The Seventh Sunday in Ordinary Time [C]
1 Sam 26:2,7-9,12-13,22-23 + 1 Cor 15:45-49 + Lk 6:27-38
February 24, 2019
“Be merciful, just as your Father is merciful.”
Today’s Scripture passages consider one of the paradoxes about the church that Jesus founded: its rank and file members are both saints and sinners. The Church is indeed the Body of Christ, but that body’s members are weak human beings. In other words, while the Church is a divine institution, it’s also a human institution.
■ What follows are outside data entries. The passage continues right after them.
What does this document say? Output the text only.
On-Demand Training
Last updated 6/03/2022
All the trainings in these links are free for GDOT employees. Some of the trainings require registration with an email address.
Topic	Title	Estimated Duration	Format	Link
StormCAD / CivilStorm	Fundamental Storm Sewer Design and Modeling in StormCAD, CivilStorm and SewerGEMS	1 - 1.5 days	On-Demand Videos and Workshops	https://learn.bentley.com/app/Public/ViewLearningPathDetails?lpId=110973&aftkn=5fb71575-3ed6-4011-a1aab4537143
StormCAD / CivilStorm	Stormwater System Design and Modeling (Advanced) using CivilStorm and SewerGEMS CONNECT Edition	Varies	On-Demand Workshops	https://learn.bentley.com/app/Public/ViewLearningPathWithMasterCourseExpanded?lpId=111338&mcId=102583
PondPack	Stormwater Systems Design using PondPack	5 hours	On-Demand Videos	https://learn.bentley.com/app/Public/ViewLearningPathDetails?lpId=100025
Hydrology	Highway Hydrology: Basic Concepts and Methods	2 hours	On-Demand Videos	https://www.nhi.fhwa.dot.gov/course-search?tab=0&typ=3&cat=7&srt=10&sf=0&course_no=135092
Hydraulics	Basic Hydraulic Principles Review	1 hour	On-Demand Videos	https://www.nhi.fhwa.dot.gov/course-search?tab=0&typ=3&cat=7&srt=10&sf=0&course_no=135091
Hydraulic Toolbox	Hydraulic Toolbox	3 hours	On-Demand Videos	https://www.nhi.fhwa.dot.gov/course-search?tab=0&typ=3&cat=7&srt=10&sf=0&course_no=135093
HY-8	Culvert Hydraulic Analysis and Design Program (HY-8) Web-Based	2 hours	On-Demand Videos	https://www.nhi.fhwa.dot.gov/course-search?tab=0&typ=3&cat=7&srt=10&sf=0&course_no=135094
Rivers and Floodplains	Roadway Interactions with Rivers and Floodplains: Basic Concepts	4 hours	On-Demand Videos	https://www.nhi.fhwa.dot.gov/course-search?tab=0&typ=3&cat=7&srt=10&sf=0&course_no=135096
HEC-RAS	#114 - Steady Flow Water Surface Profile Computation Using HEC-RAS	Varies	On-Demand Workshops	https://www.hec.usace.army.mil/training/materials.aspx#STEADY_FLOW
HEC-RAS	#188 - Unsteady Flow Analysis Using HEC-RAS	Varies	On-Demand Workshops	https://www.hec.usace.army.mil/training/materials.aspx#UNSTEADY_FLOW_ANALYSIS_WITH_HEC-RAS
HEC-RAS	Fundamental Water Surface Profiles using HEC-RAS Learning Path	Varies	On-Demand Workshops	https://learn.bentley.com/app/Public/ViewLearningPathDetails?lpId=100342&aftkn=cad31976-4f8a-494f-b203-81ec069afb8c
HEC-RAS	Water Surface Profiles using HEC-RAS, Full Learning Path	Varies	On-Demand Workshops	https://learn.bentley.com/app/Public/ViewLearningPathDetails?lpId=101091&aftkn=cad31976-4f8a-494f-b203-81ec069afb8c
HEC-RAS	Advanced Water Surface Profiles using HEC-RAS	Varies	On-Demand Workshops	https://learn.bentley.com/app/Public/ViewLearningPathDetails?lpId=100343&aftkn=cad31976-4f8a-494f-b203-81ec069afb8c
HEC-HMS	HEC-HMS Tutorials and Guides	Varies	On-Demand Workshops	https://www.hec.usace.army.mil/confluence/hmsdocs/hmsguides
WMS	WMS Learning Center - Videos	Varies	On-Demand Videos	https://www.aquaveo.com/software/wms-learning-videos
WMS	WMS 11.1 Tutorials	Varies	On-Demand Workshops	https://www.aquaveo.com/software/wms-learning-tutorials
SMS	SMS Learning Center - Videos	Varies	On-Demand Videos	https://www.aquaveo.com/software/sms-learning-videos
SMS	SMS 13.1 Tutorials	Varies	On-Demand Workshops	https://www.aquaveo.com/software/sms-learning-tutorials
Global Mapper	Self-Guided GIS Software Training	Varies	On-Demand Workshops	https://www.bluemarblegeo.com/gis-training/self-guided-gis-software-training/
This is part of the mystery that Saint Paul stresses to the members of the Church in Corinth in today’s Second Reading. He is trying to make clear to them that the members of the Church are both saints and sinners. But in making this point, Saint Paul is careful to avoid the pitfall that is so easy to fall into spiritually: that is, to look at the members of the Church and to begin labeling them, saying that this person is a sinner, while that person is a saint.
It’s easy in our minds to divvy up the Church into these two groups: the saints on this side, and the sinners on that side. But if the Church is the Body of Christ, it cannot simply have all the sinners on one side and all the saints on the other, like some sort of person with a split personality. Instead, the truth is more complex. Each and every member of the Church’s Body—with the exception, of course, of the Blessed Virgin Mary—is both a saint and a sinner. Every member of the Body of Christ has within himself or herself this pull between one’s desire to sin and one’s call to be holy.
St. Paul in the Second Reading is preaching the truth that, just as the Christian resembles the man from earth, so the Christian also is called to bear the likeness of the man from Heaven. We humans are by our fallen nature sinners, but by God’s call we are Christians, called to share in the life of God. Though this truth of the spiritual life is complex, we must constantly keep it in mind, not only in regard to others, but first of all in regard to ourselves.
Yet today’s First Reading seems to speak not about the rank and file members of the Church, but about those in authority. Those in authority within the Church are members of the Head of the Church’s Mystical Body. Here also, we have to realize that those in authority are sinners at the same time that they are called to be holy.
The person of faith, like David in the First Reading, understands that the holiness of a man’s office should inspire respect within us as long as that individual holds office. Just as David would not harm the head of his enemy Saul because Saul had been anointed by God to lead His people, so we must respect those who have authority over us, even when we find their personal actions lacking, if not sinful. The refusal of many people to bear such respect is, without a doubt, a clear reason for our society’s decay.
It’s important to remember, though, that this need for respect begins with the respect that children owe their parents. Unfortunately, just as we witness the institution of marriage being mocked in the media and in the lives of many members of our society, so also is the institution of parenthood mocked. Television shows that call themselves comedies portray parents as idiots and their children as the only persons with common sense.
Certainly there may be in our day a clearer and more open understanding that parents are human beings: that they make mistakes in what they try to do for their children. The parent who does not demand respect from his children in both language and action is doing a grave disservice to his children. Yet this respect grows more easily within the home where prayer and forgiveness are part and parcel of daily life.